PUTUSAN PRAPERADILAN KOMJEN BG DALAM EKSAMINASI PARA AKADEMISI
Bertempat di Bakoel Koffie, Cikini, Jakarta Pusat, tanggal 30 Maret 2015, berlangsung acara menarik berupa diskusi hasil eksaminasi putusan hakim tunggal hakim Sarpin Rizaldi nomor 04/Pid /Prap/2015/PN Jakarta Selatan, terkait praperadilan penetapan tersangka Komjen Budi Gunawan. Dalam kesempatan itu Ketua Jurusan Business Law BINUS, Shidarta, hadir sebagai narasumber sekaligus anggota majelis eksaminator putusan tersebut. Selain Shidarta, lima eksaminator yang lain adalah guru besar hukum pidana Universitas Andalas (Unand) Elwi Danil, ahli hukum administrasi negara Unand Yuslim, ahli hukum pidana Unand Shinta Agustina, ahli hukum pidana Universitas Indonesia Gandjar Laksamana, dan advokat Sudi Prayitno. Acara ini digagas bersama oleh Fakultas Hukum Universitas Andalas dan Transparency International.
Bersama Shidarta, dalam diskusi hasil eksaminasi tersebut tampil beberapa pembicara, yaitu A.J. Day (tenaga ahli Komisi Yudisial), W. Riawan Tjandra (dosen hukum administrasi negara Univ. Atma Jaya Yogyakarta), Khairul Fahmi (dosen hukum tata negara Univ.
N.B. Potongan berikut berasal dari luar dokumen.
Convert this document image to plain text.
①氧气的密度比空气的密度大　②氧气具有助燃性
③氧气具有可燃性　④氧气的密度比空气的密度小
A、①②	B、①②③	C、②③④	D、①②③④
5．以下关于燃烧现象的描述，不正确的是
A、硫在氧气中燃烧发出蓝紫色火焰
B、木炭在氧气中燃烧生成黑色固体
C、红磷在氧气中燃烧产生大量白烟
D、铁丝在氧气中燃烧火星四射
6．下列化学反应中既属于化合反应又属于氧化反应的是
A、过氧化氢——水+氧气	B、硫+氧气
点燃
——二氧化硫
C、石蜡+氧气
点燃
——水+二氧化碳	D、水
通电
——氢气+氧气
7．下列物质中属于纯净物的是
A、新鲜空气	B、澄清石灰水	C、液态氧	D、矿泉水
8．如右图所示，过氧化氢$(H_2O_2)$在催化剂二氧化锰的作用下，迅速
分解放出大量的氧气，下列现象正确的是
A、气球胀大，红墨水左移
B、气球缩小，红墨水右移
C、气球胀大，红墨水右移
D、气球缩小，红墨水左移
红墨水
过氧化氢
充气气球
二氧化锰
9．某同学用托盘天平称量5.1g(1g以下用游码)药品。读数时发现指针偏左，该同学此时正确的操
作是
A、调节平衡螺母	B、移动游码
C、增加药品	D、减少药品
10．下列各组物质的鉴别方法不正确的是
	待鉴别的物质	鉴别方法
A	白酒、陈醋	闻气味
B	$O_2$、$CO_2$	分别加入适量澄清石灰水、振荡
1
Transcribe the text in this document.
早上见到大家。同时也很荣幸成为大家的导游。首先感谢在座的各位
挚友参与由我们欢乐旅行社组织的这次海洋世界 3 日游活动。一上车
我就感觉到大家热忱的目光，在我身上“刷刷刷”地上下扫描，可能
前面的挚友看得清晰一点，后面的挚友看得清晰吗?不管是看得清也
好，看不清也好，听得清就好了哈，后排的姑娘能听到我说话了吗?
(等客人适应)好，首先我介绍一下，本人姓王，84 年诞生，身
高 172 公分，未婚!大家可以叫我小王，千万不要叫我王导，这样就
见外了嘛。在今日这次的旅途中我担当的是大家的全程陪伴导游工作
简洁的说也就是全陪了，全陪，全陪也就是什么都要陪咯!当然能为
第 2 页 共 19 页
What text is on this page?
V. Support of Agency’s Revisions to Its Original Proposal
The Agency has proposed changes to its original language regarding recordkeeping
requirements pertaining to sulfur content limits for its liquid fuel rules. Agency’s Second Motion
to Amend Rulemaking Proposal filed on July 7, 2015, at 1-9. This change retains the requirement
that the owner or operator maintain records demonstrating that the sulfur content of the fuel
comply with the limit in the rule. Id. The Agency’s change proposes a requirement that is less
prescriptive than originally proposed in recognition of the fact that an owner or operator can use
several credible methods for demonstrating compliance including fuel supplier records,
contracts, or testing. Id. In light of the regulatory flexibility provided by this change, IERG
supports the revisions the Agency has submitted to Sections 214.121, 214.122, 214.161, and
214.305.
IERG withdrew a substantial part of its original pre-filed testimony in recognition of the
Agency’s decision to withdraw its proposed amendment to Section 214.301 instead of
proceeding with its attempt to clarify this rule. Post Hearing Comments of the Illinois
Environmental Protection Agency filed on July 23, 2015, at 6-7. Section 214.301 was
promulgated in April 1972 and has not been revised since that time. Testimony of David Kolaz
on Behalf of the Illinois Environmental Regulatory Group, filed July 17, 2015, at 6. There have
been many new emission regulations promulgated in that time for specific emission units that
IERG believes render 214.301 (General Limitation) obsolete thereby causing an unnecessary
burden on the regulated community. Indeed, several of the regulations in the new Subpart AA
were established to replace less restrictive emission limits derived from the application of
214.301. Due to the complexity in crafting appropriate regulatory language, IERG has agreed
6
Andalas), Dadang Trisasongko (Sekretaris JenderalTransparency International Indonesia), dengan dipandu oleh Veri Junaidi dari Perludem.
Dalam paparannya Shidarta mengungkapkan perbedaan antara interpretasi dan konstruksi, serta teknik untuk memastikan apakah penalaran hakim dalam putusan ini bisa masuk ke dalam salah satu metode penemuan hukum itu. Apabila metode yang digunakan adalah interpretasi, maka basis unsur normanya harus dipastikan dulu, sehingga dari situ makna dari suatu terma bisa diperluas atau dipersempit. Hakim dalam putusan ini menggunakan basis terma “tindakan lain” (Pasal 77 dan 95 KUHAP beserta penjelasannya) untuk memperluas makna tindakan penyidik seperti penangkapan, pemasukan rumah, penggeledahan, dan penyitaan. Lalu, semua tindakan ini mencakup pula penetapan tersangka. Menurut hakim dalam putusan tersebut, semua tindakan penyidik ini memiliki karakteristik yang sama sebagai upaya paksa. Jadi, permis mayor hasil rumusannya adalah semua tidakan upaya paksa penyidik adalah objek praperadilan.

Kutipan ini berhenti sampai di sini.